In this study, special attention was paid to the group of patients with locoregional advanced melanoma in whom there were both major changes in classification and treatment in recent years, but the adjuvant therapy has not yet been available. Among the presented study sample, OS rates observed in IIIC and IIID groups were slightly improved than in patients analysed by the AJCC Expert Panel [26]. The reason is twofold: first, in the presented study the patients had access to novel palliative therapies after the recurrence, and second, patients with in-transit metastasis were excluded from the analysis. Nonetheless, both the poorer prognosis in patients with stage IIID melanomas and the significant improvement in the clinical outcome in the group of patients who underwent novel palliative therapies at relapse were confirmed. Analysis of independent factors for worsening OS and RFS outcomes in patients with locoregionally advanced melanoma was widely described and our study confirmed that demographic factors such as sex and age are significant in this specific group [31–33]. However, only male gender, age over 65, and the presence of satellitosis were negative risk factors for OS confirmed by the multivariate analysis in this study. The particularly important prognostic factors affecting RFS, as confirmed by the multivariate analysis, are male sex, presence of BRAF mutation, presence of satellitosis and increase in N stage. The stratifying risk in patients with stage III melanomas is especially important and the novel diagnostic methods, on par with statistical data, may enhance this process and reduce the side effects of novel therapies in a group of patients who will not benefit from the treatment [34].
Conclusions
The survival of patients with locoregionally advanced melanomas is significantly better than that observed in the historical groups, however, it is still unsatisfactory.

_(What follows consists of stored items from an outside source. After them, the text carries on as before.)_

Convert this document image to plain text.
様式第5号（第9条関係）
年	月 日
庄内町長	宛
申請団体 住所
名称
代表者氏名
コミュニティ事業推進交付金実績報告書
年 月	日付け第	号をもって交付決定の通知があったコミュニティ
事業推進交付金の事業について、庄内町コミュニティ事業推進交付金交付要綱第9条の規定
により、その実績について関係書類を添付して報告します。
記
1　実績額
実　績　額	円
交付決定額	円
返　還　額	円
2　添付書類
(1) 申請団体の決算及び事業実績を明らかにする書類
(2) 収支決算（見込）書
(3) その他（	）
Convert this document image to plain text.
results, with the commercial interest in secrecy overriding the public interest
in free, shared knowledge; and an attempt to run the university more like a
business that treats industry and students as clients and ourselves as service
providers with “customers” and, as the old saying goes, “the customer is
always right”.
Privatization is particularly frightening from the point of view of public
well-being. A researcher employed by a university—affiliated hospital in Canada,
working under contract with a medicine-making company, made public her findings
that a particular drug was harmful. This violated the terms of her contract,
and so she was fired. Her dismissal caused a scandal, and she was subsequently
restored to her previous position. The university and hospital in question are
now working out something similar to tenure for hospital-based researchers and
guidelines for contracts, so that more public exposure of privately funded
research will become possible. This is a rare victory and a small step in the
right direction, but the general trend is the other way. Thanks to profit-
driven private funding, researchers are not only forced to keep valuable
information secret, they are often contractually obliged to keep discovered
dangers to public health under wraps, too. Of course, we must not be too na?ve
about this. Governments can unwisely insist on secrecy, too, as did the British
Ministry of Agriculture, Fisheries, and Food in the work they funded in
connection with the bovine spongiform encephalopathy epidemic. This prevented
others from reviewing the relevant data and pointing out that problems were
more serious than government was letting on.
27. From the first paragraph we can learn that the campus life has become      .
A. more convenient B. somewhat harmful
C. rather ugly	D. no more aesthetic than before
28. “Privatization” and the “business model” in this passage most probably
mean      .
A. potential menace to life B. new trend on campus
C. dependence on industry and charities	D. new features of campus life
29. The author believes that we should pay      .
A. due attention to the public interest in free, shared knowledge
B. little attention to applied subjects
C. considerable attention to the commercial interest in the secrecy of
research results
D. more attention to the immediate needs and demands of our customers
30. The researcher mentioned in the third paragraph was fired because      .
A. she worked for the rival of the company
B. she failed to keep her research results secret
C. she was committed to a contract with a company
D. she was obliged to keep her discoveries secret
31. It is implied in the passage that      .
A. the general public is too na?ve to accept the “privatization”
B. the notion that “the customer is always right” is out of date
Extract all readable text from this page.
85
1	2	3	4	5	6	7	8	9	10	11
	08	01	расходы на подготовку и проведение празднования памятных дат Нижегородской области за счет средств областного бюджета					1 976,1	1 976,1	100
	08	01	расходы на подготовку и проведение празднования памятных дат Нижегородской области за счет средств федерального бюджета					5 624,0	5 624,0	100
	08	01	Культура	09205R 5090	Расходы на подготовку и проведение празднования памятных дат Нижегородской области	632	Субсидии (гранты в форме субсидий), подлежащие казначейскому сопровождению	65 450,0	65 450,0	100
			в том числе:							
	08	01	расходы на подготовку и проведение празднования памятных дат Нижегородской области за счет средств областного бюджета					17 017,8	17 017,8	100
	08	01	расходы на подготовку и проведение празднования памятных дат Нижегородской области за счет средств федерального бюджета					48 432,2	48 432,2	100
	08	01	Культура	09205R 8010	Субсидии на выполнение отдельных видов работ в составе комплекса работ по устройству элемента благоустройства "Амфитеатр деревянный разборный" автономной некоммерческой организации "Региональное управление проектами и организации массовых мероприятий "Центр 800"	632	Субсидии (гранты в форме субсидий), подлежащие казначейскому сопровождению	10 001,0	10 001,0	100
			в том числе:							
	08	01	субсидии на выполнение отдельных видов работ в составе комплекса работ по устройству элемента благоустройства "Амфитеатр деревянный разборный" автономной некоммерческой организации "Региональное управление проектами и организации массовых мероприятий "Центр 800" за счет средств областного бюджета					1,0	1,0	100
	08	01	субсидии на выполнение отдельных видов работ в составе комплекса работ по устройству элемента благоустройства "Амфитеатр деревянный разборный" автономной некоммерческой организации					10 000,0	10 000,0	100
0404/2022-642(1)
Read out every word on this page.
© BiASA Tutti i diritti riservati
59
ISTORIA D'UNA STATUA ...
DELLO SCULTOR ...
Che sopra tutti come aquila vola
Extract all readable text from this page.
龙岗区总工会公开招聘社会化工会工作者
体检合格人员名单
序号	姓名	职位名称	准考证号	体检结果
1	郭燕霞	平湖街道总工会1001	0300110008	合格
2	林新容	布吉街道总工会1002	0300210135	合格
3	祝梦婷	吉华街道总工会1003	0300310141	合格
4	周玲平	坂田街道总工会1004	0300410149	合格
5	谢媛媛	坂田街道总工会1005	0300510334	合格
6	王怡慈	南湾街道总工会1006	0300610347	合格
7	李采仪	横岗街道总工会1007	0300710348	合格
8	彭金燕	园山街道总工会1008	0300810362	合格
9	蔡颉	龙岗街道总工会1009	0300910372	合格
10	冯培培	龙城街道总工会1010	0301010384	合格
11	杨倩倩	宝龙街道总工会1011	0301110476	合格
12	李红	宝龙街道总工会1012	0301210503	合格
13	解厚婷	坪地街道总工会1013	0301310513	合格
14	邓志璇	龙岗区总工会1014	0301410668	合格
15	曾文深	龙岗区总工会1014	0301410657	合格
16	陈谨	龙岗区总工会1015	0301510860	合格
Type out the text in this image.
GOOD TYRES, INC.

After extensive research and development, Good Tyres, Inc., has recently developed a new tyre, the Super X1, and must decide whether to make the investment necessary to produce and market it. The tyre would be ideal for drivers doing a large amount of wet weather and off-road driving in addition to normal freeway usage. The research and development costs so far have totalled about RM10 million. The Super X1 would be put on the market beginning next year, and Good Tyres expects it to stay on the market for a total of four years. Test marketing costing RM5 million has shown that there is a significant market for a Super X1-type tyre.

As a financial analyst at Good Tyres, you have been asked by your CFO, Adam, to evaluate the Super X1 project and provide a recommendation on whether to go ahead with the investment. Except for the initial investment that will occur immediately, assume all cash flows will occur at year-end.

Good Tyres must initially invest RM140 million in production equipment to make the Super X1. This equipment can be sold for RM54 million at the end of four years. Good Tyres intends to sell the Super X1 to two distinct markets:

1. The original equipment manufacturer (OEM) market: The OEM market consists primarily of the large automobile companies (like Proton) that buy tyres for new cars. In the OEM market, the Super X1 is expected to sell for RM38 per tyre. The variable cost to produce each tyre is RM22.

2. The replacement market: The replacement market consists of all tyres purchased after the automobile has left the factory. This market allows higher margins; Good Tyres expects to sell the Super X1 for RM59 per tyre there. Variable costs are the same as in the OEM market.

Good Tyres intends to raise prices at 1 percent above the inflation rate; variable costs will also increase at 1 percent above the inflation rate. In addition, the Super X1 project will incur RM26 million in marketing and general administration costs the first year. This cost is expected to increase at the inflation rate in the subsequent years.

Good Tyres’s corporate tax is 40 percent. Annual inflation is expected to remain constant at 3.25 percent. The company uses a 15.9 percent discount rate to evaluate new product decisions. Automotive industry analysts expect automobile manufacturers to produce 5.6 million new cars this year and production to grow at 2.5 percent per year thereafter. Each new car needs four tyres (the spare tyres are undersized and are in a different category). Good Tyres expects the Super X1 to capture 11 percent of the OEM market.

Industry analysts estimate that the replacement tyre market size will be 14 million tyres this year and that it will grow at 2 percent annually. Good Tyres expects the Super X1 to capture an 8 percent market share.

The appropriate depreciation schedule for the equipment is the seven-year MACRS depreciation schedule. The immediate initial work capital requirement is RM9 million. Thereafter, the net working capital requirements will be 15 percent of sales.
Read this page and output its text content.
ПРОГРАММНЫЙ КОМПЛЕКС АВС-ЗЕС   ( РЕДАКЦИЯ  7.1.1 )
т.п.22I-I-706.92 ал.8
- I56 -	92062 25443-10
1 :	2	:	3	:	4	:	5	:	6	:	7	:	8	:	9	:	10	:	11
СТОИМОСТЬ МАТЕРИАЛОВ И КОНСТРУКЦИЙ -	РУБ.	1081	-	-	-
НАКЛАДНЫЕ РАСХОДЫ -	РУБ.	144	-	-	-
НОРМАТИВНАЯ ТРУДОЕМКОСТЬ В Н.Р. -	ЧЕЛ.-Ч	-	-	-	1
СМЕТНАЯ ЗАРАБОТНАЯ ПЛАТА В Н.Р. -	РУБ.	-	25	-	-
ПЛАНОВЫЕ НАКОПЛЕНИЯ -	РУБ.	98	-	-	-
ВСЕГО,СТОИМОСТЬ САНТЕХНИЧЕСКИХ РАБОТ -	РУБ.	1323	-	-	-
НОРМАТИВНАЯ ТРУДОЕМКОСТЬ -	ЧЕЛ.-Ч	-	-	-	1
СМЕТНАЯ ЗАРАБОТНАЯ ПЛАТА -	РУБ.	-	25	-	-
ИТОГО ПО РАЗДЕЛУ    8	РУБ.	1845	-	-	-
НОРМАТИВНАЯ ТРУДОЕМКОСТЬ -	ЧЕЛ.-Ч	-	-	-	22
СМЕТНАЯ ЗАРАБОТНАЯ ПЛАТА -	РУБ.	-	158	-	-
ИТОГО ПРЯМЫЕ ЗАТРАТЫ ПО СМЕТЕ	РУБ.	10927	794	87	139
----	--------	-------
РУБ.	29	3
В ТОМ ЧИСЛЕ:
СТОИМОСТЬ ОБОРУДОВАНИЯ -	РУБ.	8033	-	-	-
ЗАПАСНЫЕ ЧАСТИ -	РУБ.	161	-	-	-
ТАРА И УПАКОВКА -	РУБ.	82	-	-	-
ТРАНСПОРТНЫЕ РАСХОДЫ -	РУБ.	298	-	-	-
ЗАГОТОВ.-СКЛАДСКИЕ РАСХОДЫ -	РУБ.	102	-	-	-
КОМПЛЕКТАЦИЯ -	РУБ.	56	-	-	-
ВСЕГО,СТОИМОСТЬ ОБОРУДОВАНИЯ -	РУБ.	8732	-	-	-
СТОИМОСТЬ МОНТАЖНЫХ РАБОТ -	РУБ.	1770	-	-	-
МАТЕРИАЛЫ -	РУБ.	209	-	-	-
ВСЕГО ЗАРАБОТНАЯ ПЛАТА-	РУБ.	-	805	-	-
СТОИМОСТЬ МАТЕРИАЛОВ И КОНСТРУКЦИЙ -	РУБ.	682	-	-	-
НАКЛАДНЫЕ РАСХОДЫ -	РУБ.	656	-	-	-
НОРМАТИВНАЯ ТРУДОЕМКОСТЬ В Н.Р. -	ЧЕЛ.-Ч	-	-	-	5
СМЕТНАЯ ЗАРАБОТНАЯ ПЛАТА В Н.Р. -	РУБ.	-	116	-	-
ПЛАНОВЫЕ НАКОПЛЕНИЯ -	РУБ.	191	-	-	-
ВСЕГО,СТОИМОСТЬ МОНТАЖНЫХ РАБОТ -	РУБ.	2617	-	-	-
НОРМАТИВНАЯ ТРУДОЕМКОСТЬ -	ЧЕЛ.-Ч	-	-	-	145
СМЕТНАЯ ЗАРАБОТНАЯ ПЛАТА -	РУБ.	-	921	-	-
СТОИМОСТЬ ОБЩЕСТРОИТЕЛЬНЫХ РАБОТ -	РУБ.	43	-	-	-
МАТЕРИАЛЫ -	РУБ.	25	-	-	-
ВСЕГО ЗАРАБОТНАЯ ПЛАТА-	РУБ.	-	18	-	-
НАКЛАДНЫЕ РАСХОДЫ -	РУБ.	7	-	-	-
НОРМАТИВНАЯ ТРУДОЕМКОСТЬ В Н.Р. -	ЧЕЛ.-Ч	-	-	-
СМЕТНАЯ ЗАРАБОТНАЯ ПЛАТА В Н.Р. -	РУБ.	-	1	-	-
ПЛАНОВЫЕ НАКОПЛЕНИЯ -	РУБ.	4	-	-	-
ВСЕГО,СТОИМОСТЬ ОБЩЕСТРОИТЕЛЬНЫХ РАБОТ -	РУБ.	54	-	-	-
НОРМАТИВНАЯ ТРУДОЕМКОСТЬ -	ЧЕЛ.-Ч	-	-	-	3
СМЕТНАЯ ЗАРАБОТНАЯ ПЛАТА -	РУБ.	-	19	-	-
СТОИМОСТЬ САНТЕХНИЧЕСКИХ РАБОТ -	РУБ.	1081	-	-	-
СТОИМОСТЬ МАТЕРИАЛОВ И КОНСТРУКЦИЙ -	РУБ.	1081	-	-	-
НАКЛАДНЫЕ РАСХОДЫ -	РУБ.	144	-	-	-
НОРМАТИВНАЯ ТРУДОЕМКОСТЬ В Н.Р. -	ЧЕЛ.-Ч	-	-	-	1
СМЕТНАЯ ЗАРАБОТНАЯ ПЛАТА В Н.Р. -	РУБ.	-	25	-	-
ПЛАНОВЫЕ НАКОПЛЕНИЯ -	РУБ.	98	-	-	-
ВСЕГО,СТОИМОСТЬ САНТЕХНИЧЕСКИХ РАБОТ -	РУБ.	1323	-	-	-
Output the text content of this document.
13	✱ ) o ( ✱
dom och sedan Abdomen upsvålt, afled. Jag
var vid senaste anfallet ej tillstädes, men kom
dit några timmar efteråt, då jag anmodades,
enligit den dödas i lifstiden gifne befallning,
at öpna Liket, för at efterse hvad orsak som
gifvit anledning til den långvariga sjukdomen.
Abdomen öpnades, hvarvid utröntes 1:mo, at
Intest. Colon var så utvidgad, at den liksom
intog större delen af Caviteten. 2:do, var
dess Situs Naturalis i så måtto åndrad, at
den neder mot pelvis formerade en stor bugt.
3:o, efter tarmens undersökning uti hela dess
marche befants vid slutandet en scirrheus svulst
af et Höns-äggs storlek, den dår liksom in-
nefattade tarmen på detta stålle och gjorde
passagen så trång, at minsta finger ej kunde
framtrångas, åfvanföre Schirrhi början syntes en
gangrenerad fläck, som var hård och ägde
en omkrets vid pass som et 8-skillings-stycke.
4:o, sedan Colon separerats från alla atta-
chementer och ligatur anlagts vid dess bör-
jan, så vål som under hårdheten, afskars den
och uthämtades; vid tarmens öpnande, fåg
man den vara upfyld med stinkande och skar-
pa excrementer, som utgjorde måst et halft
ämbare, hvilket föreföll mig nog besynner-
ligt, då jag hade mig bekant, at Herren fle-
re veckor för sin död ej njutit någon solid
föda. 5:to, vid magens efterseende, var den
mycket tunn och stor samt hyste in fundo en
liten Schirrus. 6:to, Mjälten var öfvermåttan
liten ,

We have analysed the current outcomes of the newly distinguished highest risk subgroups of stage III melanomas: IIIC and IIID and confirmed clear differences between them in terms of prognosis, poor RFS but significantly better OS as compared to this observed in the original AJCC cohort, what may be related to the impact of introduction of novel active therapies used at the disease relapse. In a retrospective analysis of patients with recurrent melanoma, an improvement in life expectancy and a reduction in HR were observed in the group treated with systemic therapies. The results of this analysis show sex, age, tumour thickness, ulceration, satellitosis, different lymphadenectomy location, number of involved nodes reported in the lymphadenectomy specimen and N stage as important prognostic factors for OS in patients with IIIC and IIID melanoma. Similarly, sex, ulceration, BRAF mutation, satellitosis, sentinel node biopsy, lymphadenectomy type, number of involved nodes reported in the lymphadenectomy specimen and N stage were significant prognostic factors for RFS. Successful prevention and treatment of metastatic disease, mostly due to adjuvant therapies developed in recent years, should in the nearest future synergistically improve patients’ survival.